Как тут не вспомнить шедевр Виктора Степановича Черномырдина – Хотели как лучше, а получилось как всегда. Члены кооператива, все эти замечательные инженеры, конструкторы и буровики последнего советского разлива, особого рвения в работе на своё светлое капиталистическое будущее не выказывали. Гораздо больше их, как и раньше, волновали размер ежемесячной премии и график отпусков. Ткача они уважали, может быть, в глубине души даже любили, но жить спокойно он всем очень мешал. Всё время кричал, грозил, требовал результатов, бросал в гневе карандашами в провинившихся. Но если раньше он был руководителем института и имел, по их мнению, на это моральное право, как выдающийся учёный и директор, то теперь – шалишь: все они были совладельцы, не холопы какие-нибудь.
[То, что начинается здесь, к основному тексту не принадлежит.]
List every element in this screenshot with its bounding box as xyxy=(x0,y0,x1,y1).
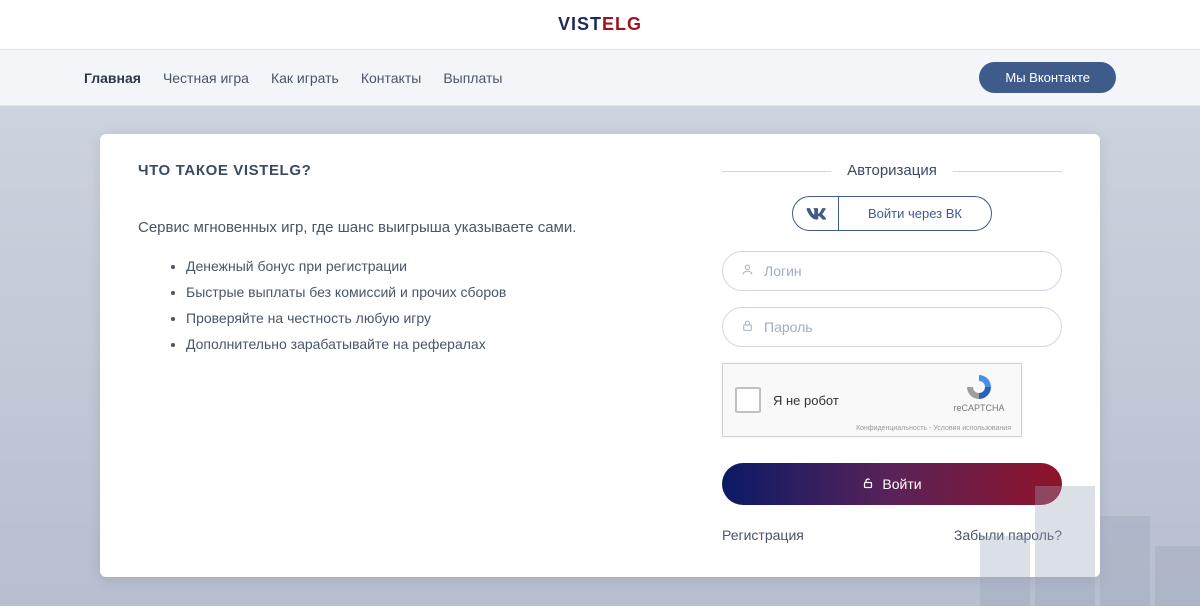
nav-item-main[interactable]: Главная xyxy=(84,70,141,86)
password-field-wrap[interactable] xyxy=(722,307,1062,347)
recaptcha-logo-icon xyxy=(964,372,994,402)
feature-list: Денежный бонус при регистрации Быстрые в… xyxy=(138,254,682,358)
decorative-buildings xyxy=(980,466,1200,606)
login-button-label: Войти xyxy=(882,476,921,492)
feature-item: Дополнительно зарабатывайте на рефералах xyxy=(186,332,682,358)
login-input[interactable] xyxy=(764,263,1043,279)
background-area: ЧТО ТАКОЕ VISTELG? Сервис мгновенных игр… xyxy=(0,106,1200,606)
vk-login-label: Войти через ВК xyxy=(839,197,991,230)
feature-item: Быстрые выплаты без комиссий и прочих сб… xyxy=(186,280,682,306)
vk-login-button[interactable]: Войти через ВК xyxy=(792,196,992,231)
brand-part2: ELG xyxy=(602,14,642,34)
recaptcha-brand-label: reCAPTCHA xyxy=(947,403,1011,413)
nav-bar: Главная Честная игра Как играть Контакты… xyxy=(0,50,1200,106)
auth-legend: Авторизация xyxy=(831,162,953,179)
brand-bar: VISTELG xyxy=(0,0,1200,50)
password-input[interactable] xyxy=(764,319,1043,335)
main-card: ЧТО ТАКОЕ VISTELG? Сервис мгновенных игр… xyxy=(100,134,1100,577)
recaptcha-checkbox[interactable] xyxy=(735,387,761,413)
user-icon xyxy=(741,263,754,279)
brand-part1: VIST xyxy=(558,14,602,34)
recaptcha-widget[interactable]: Я не робот reCAPTCHA Конфиденциальность … xyxy=(722,363,1022,437)
feature-item: Денежный бонус при регистрации xyxy=(186,254,682,280)
page-subheading: Сервис мгновенных игр, где шанс выигрыша… xyxy=(138,219,682,236)
recaptcha-brand: reCAPTCHA xyxy=(947,372,1011,413)
nav-item-howto[interactable]: Как играть xyxy=(271,70,339,86)
vk-icon xyxy=(793,197,839,230)
nav-item-fair[interactable]: Честная игра xyxy=(163,70,249,86)
nav-item-payouts[interactable]: Выплаты xyxy=(443,70,502,86)
feature-item: Проверяйте на честность любую игру xyxy=(186,306,682,332)
nav-left: Главная Честная игра Как играть Контакты… xyxy=(84,70,502,86)
auth-legend-wrap: Авторизация xyxy=(722,162,1062,180)
login-field-wrap[interactable] xyxy=(722,251,1062,291)
register-link[interactable]: Регистрация xyxy=(722,527,804,543)
vk-social-button[interactable]: Мы Вконтакте xyxy=(979,62,1116,93)
page-heading: ЧТО ТАКОЕ VISTELG? xyxy=(138,162,682,179)
brand-logo: VISTELG xyxy=(558,14,642,34)
info-column: ЧТО ТАКОЕ VISTELG? Сервис мгновенных игр… xyxy=(138,162,682,543)
recaptcha-text: Я не робот xyxy=(773,393,839,408)
unlock-icon xyxy=(862,477,874,492)
nav-item-contacts[interactable]: Контакты xyxy=(361,70,421,86)
recaptcha-terms: Конфиденциальность - Условия использован… xyxy=(856,425,1011,432)
lock-icon xyxy=(741,319,754,335)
Молодой и подающий большие надежды конструктор Мельников, уловив общее протестное настроение, стал прямо на утренних оперативках записывать смешные фразы и оговорки генерального директора. Прилежно кивая в такт словам Николая Дмитриевича, и делая вид, что внимательно фиксирует его указания по работе, Мельников вёл свой дневник наблюдений, а потом тайно делился им с друзьями. Николай Дмитриевич и, правда, в гневе слов и выражений не выбирал. Полная непроходимость на уровне умственной отсталости – это ещё из самых мягких его высказываний на утренних оперативках.
Насколько он был руководителем ярким, необычным и талантливым, Роман Викторович понял только с годами. Да, Ткач старший тоже допускал ошибки, часто терял самообладание и говорил нелепые фразы, но главное было в том, что он всегда думал о достижении максимального результата, умел признавать свои ошибки и не боялся выглядеть смешным, если так было нужно для пользы дела. Когда им довелось потом вместе вести переговоры с партнерами в Пекине, Роман Викторович имел возможность в этом лично убедиться.
С китайцами они тогда обсуждали условия поставки оборудования в Россию – вопрос был сверхважный. При удачном стечении обстоятельств, эти поставки могли обеспечить предприятие стабильными заказами на несколько лет вперёд. Хороший исход переговоров был важен и для китайцев, поэтому хозяева сводили их в лучший пекинский ресторан со стриптизом, угостили жареной змеей и неоднократно выпили вместе с гостями тёплой рисовой водки. Переговоры в целом шли очень успешно, но в самом главном вопросе – цене поставки – уступать никто не собирался.
В последний день на переговорах присутствовали обе делегации в полном составе – за огромным овальным столом сидело больше дюжины человек. Стол был уставлен цветами, фруктами и китайскими флагами. Рядом с Романов Викторовичем сидел профессор Цай – друг Николая Дмитриевича и живой свидетель стремительно уходящих в прошлое событий – культурной революции, культа Мао и борьбы хунвейбинов с ревизионистами (кто сейчас, вообще, помнит эти слова). В этих переговорах Цай играл на стороне гостей, да и сами переговоры без него, скорее всего, не состоялись бы. За несколько дней в Пекине Роман Викторович несколько раз гулял с профессором по вечернему городу и с огромным удовольствием слушал его рассказы – профессор прекрасно говорил по-русски – о боевой молодости и временах культурной революции Мао Цзэдуна.
Своей командой в гостинице они готовились к последней встрече с китайцами весь вечер, но твёрдого понимания о границах возможного торга у них не было, поэтому Николай Дмитриевич взял всю ответственность на себя и собрался выходить на решение прямо в ходе финального разговора. Но надо знать жителей Поднебесной, встреча продолжалась уже больше часа, а они были всё также абсолютно невозмутимы и непроницаемы для наивных европейцев – для принятия решения Ткачу нужна была пауза. И он её мастерски получил. На глазах изумленного Романа Викторовича он просто заснул в нужный момент прямо за столом переговоров.